No doubt there are wide regional variations in the TFR, and in 2016 the Government of India launched Mission Parivar Vikas (MPV) to address these regional imbalances. The programme provides intensive and improved family planning services in 146 high fertility districts and has widened the choice of contraceptives available through the public health system by adding three new methods. This reaffirms India’s commitments at the International Conference on Population and Development (ICPD) in 1994, which underlined addressing population issues using a human rights approach and emphasised that a small family norm can be achieved through ensuring gender equality, empowering women, and improving education.


We wish to underline that there is still a high unmet need for family planning at 13 per cent of currently married women of 15-49 years as of 2015-16, according to the NFHS-4. This translates to approximately 30 million women, who wish to delay or avoid pregnancy but do not have access to contraceptives, placing them at grave risk of death or disability during pregnancy and childbirth. Addressing the unmet need for family planning is extremely important because it contributes to a 20 per cent increase in population growth.

Additionally, India has a high proportion (about 30 per cent) of young person’s – adolescents (10-19 years) and youths (15-24 years), who already are or will soon be in the reproductive age group. They need access to quality family planning services, and especially spacing methods of contraception. However, budgetary allocations for family planning activities do not align with India’s demographic needs. It has remained at 4 per cent of the National Health Mission budget since 2014-15 and only 60 per cent of the allocated budgets are being utilised. Further, both allocations and spending are skewed towards female sterilisations (75per cent) and only 3-4 per cent focus on spacing methods.


Disincentives through denial of benefits under anti-poverty schemes such as subsidised food grains through the Public Distribution System (PDS) will impact the poorest and most marginalised sections of the population and worsen their impoverishment.
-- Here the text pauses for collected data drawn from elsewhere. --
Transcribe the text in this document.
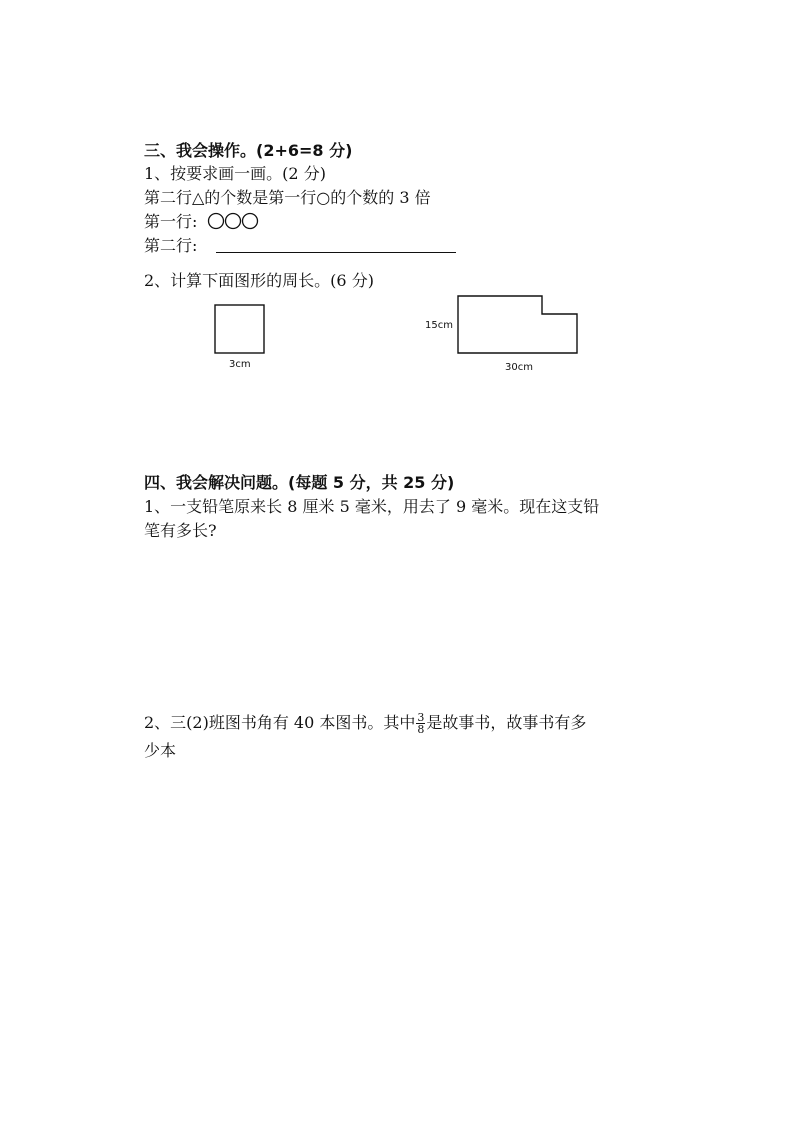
三、我会操作。(2+6=8 分)
1、按要求画一画。(2 分)
第二行△的个数是第一行○的个数的 3 倍
第一行:
第二行:
2、计算下面图形的周长。(6 分)
3cm
15cm
30cm
四、我会解决问题。(每题 5 分，共 25 分)
1、一支铅笔原来长 8 厘米 5 毫米，用去了 9 毫米。现在这支铅
笔有多长?
2、三(2)班图书角有 40 本图书。其中 $\frac{3}{8}$ 是故事书，故事书有多
少本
The Economic Survey of 2018 points out that ‘son meta preference’ – the desire to have a male child – has resulted in 21 million “unwanted girls” in India. Imposing a two-child norm will add to the burden on women, by way of sex-selective practices and forced sterilisations. This could result in a setback to population stabilisation efforts, as it happened during the emergency period in the mid-1970s.


Population Foundation of India calls upon policymakers, Members of Parliament and the government to reaffirm India’s commitment towards rights-based approach to family planning. PFI appeals to the government to raise budgetary allocations in order to ensure expanded contraceptive choices for delaying and spacing births and better access and quality of health care for young people. This will not only lead to improved health, but will also visibly improve educational outcomes, raise productivity and workforce participation, and in turn result in increased household incomes and economic growth for the country.